I learned about this new Barbie several months ago, but was a little annoyed at her design and decided not to say anything. I'm still annoyed, but after reading the article linked at the bottom of this post, I'm a little more understanding.

http://shop.mattel.com/product/index.jsp?productId=11529384

There are many things wrong with this Architect Barbie.

1. Women architects don't wear skirts on job sites. Duh... Ever tried to climb a ladder in a skirt? I was on a jobsite once in a skirt, right after I started working as an intern, and had not been given notice by the architect that I was going on a site visit that day. We were supposed to do a roof inspection on a church. I decided instead of giving the contractor a view of France, I'd stay on the ground.

2. Architects don't wear much color, especially not pink. In school, you're frowned upon if you wear anything other than black. Then you get out in the real world and realize only the "architects" who teach wear black all the time, like they are attending a funeral everyday. Maybe a funeral of their career as an architect because they take life too seriously.

3. We don't make ammonia blueprints anymore. We now print drawings directly from CAD to a large format printer that puts black toner on white paper. A lot less stinky.

4. The designers forgot the pantyhose. Thank goodness. I don't wear pantyhose because they're a pain in the butt. But when I do decide to wear a skirt to the office, I'm frowned upon for not wearing nylons. Seriously, this is 2011, I'm going to bare-leg it.

5. Side ponytail? Again, this is 2011, not 1980s.

6. The two things they got right: the hardhat (architects are not exempt from safety measures on the job site) and the black glasses. Take a look at any famous architect and they wear these black, thick framed glasses. I don't understand the whole thick frame part; I don't like having frames around items when I look at them. I do understand glasses, though, because we stare at computer screens all day and ruin our eyesight.

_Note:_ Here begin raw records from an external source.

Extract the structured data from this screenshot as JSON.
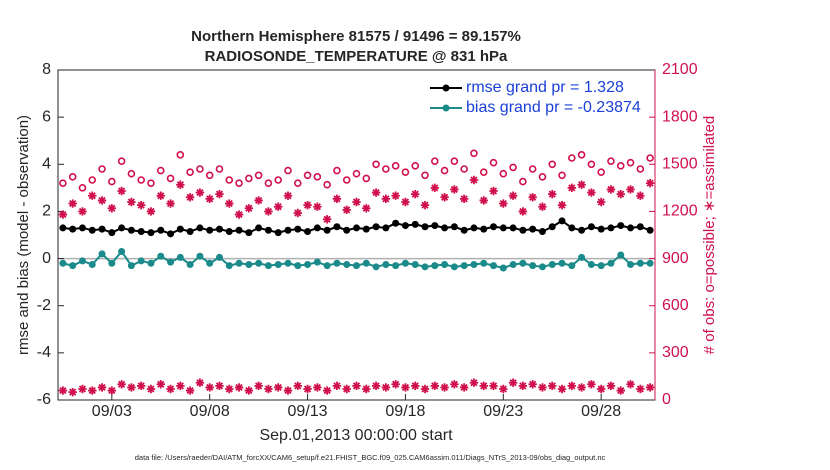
{
  "chart_data": {
    "type": "line",
    "title": "Northern Hemisphere 81575 / 91496 = 89.157%",
    "subtitle": "RADIOSONDE_TEMPERATURE @ 831 hPa",
    "x_label": "Sep.01,2013 00:00:00 start",
    "y_label": "rmse and bias (model - observation)",
    "y2_label": "# of obs: o=possible; ∗=assimilated",
    "footnote": "data file: /Users/raeder/DAI/ATM_forcXX/CAM6_setup/f.e21.FHIST_BGC.f09_025.CAM6assim.011/Diags_NTrS_2013-09/obs_diag_output.nc",
    "x": [
      -0.5,
      0,
      0.5,
      1,
      1.5,
      2,
      2.5,
      3,
      3.5,
      4,
      4.5,
      5,
      5.5,
      6,
      6.5,
      7,
      7.5,
      8,
      8.5,
      9,
      9.5,
      10,
      10.5,
      11,
      11.5,
      12,
      12.5,
      13,
      13.5,
      14,
      14.5,
      15,
      15.5,
      16,
      16.5,
      17,
      17.5,
      18,
      18.5,
      19,
      19.5,
      20,
      20.5,
      21,
      21.5,
      22,
      22.5,
      23,
      23.5,
      24,
      24.5,
      25,
      25.5,
      26,
      26.5,
      27,
      27.5,
      28,
      28.5,
      29,
      29.5
    ],
    "xlim": [
      -0.75,
      29.75
    ],
    "xticks": [
      {
        "value": 2,
        "label": "09/03"
      },
      {
        "value": 7,
        "label": "09/08"
      },
      {
        "value": 12,
        "label": "09/13"
      },
      {
        "value": 17,
        "label": "09/18"
      },
      {
        "value": 22,
        "label": "09/23"
      },
      {
        "value": 27,
        "label": "09/28"
      }
    ],
    "ylim": [
      -6,
      8
    ],
    "yticks": [
      -6,
      -4,
      -2,
      0,
      2,
      4,
      6,
      8
    ],
    "y2lim": [
      0,
      2100
    ],
    "y2ticks": [
      0,
      300,
      600,
      900,
      1200,
      1500,
      1800,
      2100
    ],
    "legend": "upper right",
    "series": [
      {
        "name": "rmse grand pr = 1.328",
        "color": "#000000",
        "marker": "dot",
        "line": true,
        "values": [
          1.3,
          1.25,
          1.3,
          1.2,
          1.25,
          1.1,
          1.3,
          1.2,
          1.15,
          1.1,
          1.2,
          1.05,
          1.25,
          1.15,
          1.3,
          1.2,
          1.25,
          1.15,
          1.2,
          1.1,
          1.3,
          1.2,
          1.1,
          1.2,
          1.25,
          1.15,
          1.3,
          1.2,
          1.35,
          1.2,
          1.3,
          1.25,
          1.35,
          1.3,
          1.5,
          1.4,
          1.45,
          1.35,
          1.4,
          1.3,
          1.35,
          1.2,
          1.3,
          1.25,
          1.35,
          1.3,
          1.3,
          1.2,
          1.25,
          1.15,
          1.35,
          1.6,
          1.3,
          1.2,
          1.35,
          1.25,
          1.3,
          1.4,
          1.3,
          1.35,
          1.2
        ]
      },
      {
        "name": "bias grand pr = -0.23874",
        "color": "#1a8a8a",
        "marker": "dot",
        "line": true,
        "values": [
          -0.2,
          -0.3,
          -0.1,
          -0.25,
          0.2,
          -0.2,
          0.3,
          -0.3,
          -0.1,
          -0.2,
          0.1,
          -0.15,
          0.05,
          -0.25,
          0.1,
          -0.2,
          0.05,
          -0.3,
          -0.2,
          -0.25,
          -0.2,
          -0.3,
          -0.25,
          -0.2,
          -0.3,
          -0.25,
          -0.15,
          -0.3,
          -0.2,
          -0.25,
          -0.3,
          -0.2,
          -0.35,
          -0.25,
          -0.3,
          -0.2,
          -0.25,
          -0.35,
          -0.3,
          -0.25,
          -0.35,
          -0.3,
          -0.25,
          -0.2,
          -0.3,
          -0.4,
          -0.25,
          -0.2,
          -0.3,
          -0.35,
          -0.25,
          -0.2,
          -0.3,
          0.05,
          -0.25,
          -0.3,
          -0.2,
          0.15,
          -0.25,
          -0.2,
          -0.2
        ]
      },
      {
        "color": "#d0104c",
        "marker": "circle",
        "line": false,
        "axis": "y2",
        "values": [
          1380,
          1420,
          1350,
          1400,
          1470,
          1390,
          1520,
          1440,
          1400,
          1380,
          1460,
          1410,
          1560,
          1450,
          1470,
          1430,
          1470,
          1400,
          1380,
          1410,
          1430,
          1380,
          1400,
          1460,
          1380,
          1430,
          1420,
          1370,
          1460,
          1400,
          1440,
          1410,
          1500,
          1470,
          1490,
          1450,
          1490,
          1430,
          1520,
          1460,
          1520,
          1470,
          1570,
          1450,
          1510,
          1440,
          1480,
          1390,
          1470,
          1420,
          1500,
          1430,
          1540,
          1560,
          1500,
          1450,
          1520,
          1490,
          1510,
          1470,
          1540
        ]
      },
      {
        "color": "#d0104c",
        "marker": "asterisk",
        "line": false,
        "axis": "y2",
        "values": [
          1180,
          1250,
          1200,
          1300,
          1270,
          1220,
          1330,
          1260,
          1240,
          1200,
          1300,
          1250,
          1370,
          1290,
          1320,
          1280,
          1310,
          1250,
          1180,
          1220,
          1270,
          1200,
          1230,
          1300,
          1190,
          1240,
          1230,
          1150,
          1280,
          1210,
          1260,
          1220,
          1320,
          1280,
          1300,
          1260,
          1310,
          1240,
          1350,
          1290,
          1340,
          1280,
          1400,
          1270,
          1330,
          1250,
          1300,
          1200,
          1290,
          1230,
          1310,
          1240,
          1350,
          1370,
          1320,
          1260,
          1340,
          1310,
          1340,
          1300,
          1380
        ]
      },
      {
        "color": "#d0104c",
        "marker": "asterisk",
        "line": false,
        "axis": "y2",
        "values": [
          60,
          50,
          70,
          60,
          80,
          60,
          100,
          80,
          90,
          70,
          100,
          70,
          90,
          60,
          110,
          80,
          90,
          70,
          80,
          60,
          90,
          70,
          80,
          60,
          90,
          70,
          80,
          60,
          90,
          70,
          90,
          70,
          90,
          80,
          100,
          80,
          90,
          70,
          90,
          80,
          100,
          80,
          110,
          90,
          90,
          70,
          110,
          90,
          100,
          80,
          90,
          70,
          90,
          80,
          100,
          70,
          90,
          60,
          100,
          70,
          80
        ]
      }
    ]
  }
}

But then read this article, and realize there are reasons architect Barbie looks the way she does (like the prototype of Barbie's body, and the stereotypes we teach children). I look at her and think she's encouraging sexism in the workplace, but the designers look at her as encouraging little girls to consider architecture as their career and reducing sexist barriers. Does it work? I guess we'll look at the male:female ratio in the architecture field in 20 years and evaluate then. For future evaluation purposes, the office I work in currently has 13 licensed professionals and only 1 is female.